Classified documents found at Penn Biden Center for Diplomacy and Global Engagement


Classified documents have been found at the Penn Biden Center for Diplomacy and Global Engagement in Washington, prompting a Justice Department probe, CBS News reported Monday afternoon.

Citing “two sources with knowledge of the inquiry,” CBS reported that the probe involves “roughly 10 documents” found at “President Biden’s vice-presidential office at the center.”

Attorney General Merrick Garland has assigned John Lausch, the U.S. attorney in Chicago, to review the classified papers and determine how they ended up at the Penn Biden Center.

Richard Sauber, special counsel to the president, confirmed to CBS News that the materials were identified by the president’s lawyers on Nov. 2.

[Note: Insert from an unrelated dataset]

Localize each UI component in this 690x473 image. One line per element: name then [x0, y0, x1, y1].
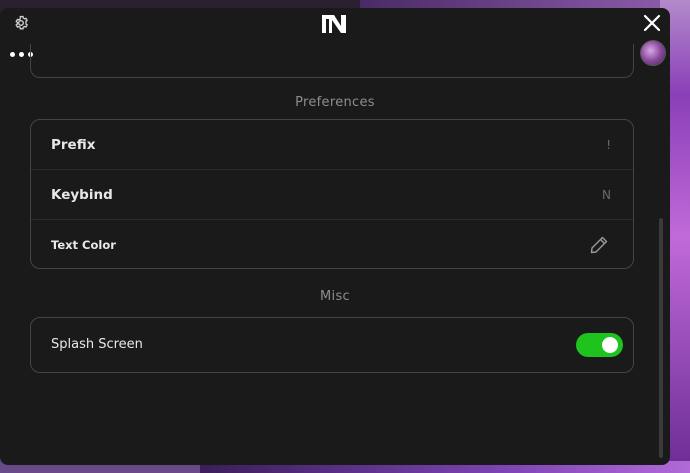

They were found when the lawyers “were packing files housed in a locked closet to prepare to vacate office space at the Penn Biden Center in Washington, D.C.,” he said.

“The discovery of these documents was made by the President’s attorneys,” Mr. Sauber’s statement said. “The documents were not the subject of any previous request or inquiry by the Archives. Since that discovery, the President’s personal attorneys have cooperated with the Archives and the Department of Justice in a process to ensure that any Obama-Biden Administration records are appropriately in the possession of the Archives.”

CBS News, citing its unnamed sources, reported that “the documents were contained in a folder that was in a box with other unclassified papers.”

Neither the level of the classification nor the documents’ general content were reported.

“The review is considered a preliminary step, and the attorney general will determine whether further investigation is necessary, including potentially appointing a special counsel,” CBS wrote.

The Penn Biden Center is a University of Pennsylvania-affiliated think tank several blocks from the White House and named for Mr. Biden before he became president.